After the experiment was performed, ratings were processed into “raw” scores between 0-10 (i.e. representing the precise position of the mark given on the visual analogue scale, to 1 decimal place), and also converted on a per-participant basis to rankings (i.e., for each participant their worst to best cake was assigned a whole number from 1 – 8, with higher numbers representing greater preference). This was done to control for any participants who may rate all cakes relatively low if they simply do not enjoy caterpillar cakes.

Results: Averages of both the “raw” and “rank” scores were made to find the overall order of preference for the cakes. These data are shown in Table 1, and Figure 1 (for preference by “raw” score) and Figure 2 (for preference by “rank” score).

The overall order of preference is largely set between these methods. For “rank” preferences it is as follows:

  1. Cecil (Waitrose)
  2. Wiggles (Sainsburys)
  3. Colin (M&S)
  4. Charlie (Co-op)
  5. Curly (Tesco)
  6. (Joint) Morris (Morrisons) & Clyde (Asda)
  7. Carl (Tesco Freefrom Cake)

According to raw scores we see a slight reordering, wherein Curly and Charlie swap positions (becoming 4th and 5th, instead of 5th and 4th), and there is no “tie” on 6th place with Morris taking this position proper, and Clyde becoming 7th.

An ANOVA of the converted “rank” scores, to examine for caterpillars which were liked more or less to statistically significant degrees, reveals a model which is overall significant (p<0.001). Tukeys post-hoc testing shows a handful of significant differences between specific cakes, which can all be described with respect to Cecil (Waitrose) being significantly tastier than than Morris (Morrisons), Clyde (Asda) and Carl (Tesco – Freefrom).
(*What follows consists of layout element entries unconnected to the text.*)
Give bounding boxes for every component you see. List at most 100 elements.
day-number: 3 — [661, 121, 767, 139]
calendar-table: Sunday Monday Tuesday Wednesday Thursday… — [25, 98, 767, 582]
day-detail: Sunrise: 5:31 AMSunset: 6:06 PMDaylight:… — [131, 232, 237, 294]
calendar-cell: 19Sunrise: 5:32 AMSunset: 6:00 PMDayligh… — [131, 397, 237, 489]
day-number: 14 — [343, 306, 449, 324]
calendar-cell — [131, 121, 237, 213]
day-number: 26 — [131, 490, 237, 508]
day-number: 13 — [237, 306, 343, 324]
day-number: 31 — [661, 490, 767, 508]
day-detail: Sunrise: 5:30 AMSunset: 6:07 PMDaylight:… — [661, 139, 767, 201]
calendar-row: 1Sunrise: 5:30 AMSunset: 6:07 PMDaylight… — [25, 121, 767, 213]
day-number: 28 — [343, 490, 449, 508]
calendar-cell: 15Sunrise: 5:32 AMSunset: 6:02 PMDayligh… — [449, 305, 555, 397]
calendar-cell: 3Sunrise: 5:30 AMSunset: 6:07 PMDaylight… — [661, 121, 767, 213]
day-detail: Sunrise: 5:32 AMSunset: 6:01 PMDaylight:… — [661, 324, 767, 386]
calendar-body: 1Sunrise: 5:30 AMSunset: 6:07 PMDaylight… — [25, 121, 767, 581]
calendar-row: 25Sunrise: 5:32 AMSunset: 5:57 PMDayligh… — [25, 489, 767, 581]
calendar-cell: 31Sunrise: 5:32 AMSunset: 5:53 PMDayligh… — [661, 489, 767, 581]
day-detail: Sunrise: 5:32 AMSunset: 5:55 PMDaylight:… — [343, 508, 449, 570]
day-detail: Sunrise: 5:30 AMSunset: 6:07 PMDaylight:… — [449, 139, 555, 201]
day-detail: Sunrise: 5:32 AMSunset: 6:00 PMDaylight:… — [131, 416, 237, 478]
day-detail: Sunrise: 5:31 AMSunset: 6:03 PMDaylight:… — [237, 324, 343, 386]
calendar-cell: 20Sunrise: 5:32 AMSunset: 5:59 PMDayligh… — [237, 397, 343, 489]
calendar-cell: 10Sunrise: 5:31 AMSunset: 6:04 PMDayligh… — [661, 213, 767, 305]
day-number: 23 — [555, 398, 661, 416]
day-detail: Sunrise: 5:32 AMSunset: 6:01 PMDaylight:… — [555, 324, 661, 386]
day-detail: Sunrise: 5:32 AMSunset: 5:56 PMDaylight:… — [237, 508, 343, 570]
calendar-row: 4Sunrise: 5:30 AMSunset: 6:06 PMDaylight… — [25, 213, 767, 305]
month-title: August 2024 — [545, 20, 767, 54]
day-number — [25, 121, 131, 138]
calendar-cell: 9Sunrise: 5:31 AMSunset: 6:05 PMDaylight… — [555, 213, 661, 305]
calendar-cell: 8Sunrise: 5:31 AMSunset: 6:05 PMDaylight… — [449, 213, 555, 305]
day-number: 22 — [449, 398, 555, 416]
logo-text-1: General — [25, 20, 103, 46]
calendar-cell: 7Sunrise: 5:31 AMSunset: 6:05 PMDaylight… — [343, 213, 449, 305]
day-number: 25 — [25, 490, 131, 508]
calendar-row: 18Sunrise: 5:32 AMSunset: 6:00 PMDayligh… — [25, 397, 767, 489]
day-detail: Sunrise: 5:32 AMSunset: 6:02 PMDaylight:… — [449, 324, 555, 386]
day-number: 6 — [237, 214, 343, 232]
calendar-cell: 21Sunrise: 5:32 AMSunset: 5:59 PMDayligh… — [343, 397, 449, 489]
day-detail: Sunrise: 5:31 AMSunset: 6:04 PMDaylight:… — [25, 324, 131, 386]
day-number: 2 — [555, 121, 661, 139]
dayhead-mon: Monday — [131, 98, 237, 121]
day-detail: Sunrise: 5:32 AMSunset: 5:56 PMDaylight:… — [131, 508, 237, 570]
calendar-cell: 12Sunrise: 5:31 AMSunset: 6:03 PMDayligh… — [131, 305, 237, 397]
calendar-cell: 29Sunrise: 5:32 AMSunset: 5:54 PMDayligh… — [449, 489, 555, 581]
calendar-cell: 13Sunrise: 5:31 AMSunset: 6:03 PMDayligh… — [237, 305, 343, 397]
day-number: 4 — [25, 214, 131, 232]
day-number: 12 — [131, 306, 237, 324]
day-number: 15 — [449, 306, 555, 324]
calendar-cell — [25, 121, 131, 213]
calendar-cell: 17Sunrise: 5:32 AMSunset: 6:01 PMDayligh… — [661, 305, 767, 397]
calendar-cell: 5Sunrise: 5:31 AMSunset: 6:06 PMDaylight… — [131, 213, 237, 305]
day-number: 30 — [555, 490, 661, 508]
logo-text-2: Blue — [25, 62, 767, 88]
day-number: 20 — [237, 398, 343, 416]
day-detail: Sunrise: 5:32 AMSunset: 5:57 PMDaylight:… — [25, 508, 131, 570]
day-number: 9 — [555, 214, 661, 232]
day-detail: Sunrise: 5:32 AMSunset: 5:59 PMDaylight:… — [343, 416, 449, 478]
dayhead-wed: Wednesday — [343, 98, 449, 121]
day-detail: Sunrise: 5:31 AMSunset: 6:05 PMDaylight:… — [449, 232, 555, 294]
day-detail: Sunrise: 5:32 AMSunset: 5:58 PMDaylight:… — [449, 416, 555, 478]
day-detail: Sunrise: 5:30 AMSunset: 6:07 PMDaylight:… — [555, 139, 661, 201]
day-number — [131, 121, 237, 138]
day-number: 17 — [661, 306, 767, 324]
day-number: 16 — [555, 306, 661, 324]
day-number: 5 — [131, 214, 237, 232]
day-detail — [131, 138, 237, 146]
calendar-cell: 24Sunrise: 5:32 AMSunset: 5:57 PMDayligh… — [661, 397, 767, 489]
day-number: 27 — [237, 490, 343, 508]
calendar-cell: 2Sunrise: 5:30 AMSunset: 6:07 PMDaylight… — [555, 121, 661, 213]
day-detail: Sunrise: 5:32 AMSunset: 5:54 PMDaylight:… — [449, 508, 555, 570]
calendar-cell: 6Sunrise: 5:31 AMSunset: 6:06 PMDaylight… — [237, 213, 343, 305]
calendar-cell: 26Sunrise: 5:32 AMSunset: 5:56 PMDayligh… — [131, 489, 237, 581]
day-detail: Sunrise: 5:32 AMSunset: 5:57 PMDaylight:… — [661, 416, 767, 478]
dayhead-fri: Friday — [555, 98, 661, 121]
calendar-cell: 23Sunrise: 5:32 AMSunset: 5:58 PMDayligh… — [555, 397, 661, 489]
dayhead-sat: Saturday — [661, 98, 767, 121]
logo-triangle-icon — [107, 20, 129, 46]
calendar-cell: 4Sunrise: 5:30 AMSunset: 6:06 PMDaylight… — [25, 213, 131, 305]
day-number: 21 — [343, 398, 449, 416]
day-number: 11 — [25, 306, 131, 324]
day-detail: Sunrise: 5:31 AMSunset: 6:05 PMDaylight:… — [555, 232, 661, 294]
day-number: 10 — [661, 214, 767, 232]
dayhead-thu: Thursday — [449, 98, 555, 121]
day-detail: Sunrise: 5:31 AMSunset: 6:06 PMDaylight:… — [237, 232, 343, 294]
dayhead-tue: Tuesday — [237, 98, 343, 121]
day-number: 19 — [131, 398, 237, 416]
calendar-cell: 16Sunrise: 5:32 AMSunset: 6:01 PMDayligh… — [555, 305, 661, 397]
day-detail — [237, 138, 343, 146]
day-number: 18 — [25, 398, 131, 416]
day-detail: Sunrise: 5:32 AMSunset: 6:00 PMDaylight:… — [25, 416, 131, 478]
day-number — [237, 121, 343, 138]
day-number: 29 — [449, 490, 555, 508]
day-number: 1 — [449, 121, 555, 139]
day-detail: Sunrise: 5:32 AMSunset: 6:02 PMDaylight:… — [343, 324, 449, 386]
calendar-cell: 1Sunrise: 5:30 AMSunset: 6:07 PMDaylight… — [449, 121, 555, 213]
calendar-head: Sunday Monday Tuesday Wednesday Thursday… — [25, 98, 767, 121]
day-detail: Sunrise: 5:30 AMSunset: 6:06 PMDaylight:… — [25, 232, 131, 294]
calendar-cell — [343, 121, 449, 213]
No other Caterpillars were better or worse than any others to a statistically significant degree, although notable “trends” (i.e. where p<0.1) emerged wherein Wiggles and Colin were also each ranked better than Morris, Clyde and Carl.

A Spearman correlation between all “raw” scores (effectively making this a comparison of ranked data) against the parent supermarket’s customer satisfaction score (according to Which) shows a significantly positive correlation (p=0.036, r=0.212). This analysis excluded the freefrom cake.

Conclusion: Despite M&S inferring market superiority, in this novel analysis of caterpillar cake preference Waitrose’s Cecil was found to be the best-rated cake, with Sainsbury’s Wiggles coming in a very close second. Nontheless, Colin did still take a respectable third place.

Not only did Cecil take the overall top spot, but this caterpillar was also demonstrated to be the only one which was liked more than others to a scientifically significant degree. This finding can equally be framed as Morris and Clyde being the only “healthy control” caterpillars (i.e. not restricted by freefrom ingredients) to be disliked with a scientific degree of confidence more than other ones on the market. A final exploratory analysis showed that each Caterpillar’s worth is indeed tied quite closely to Which’s customer satisfaction score for its parent supermarket.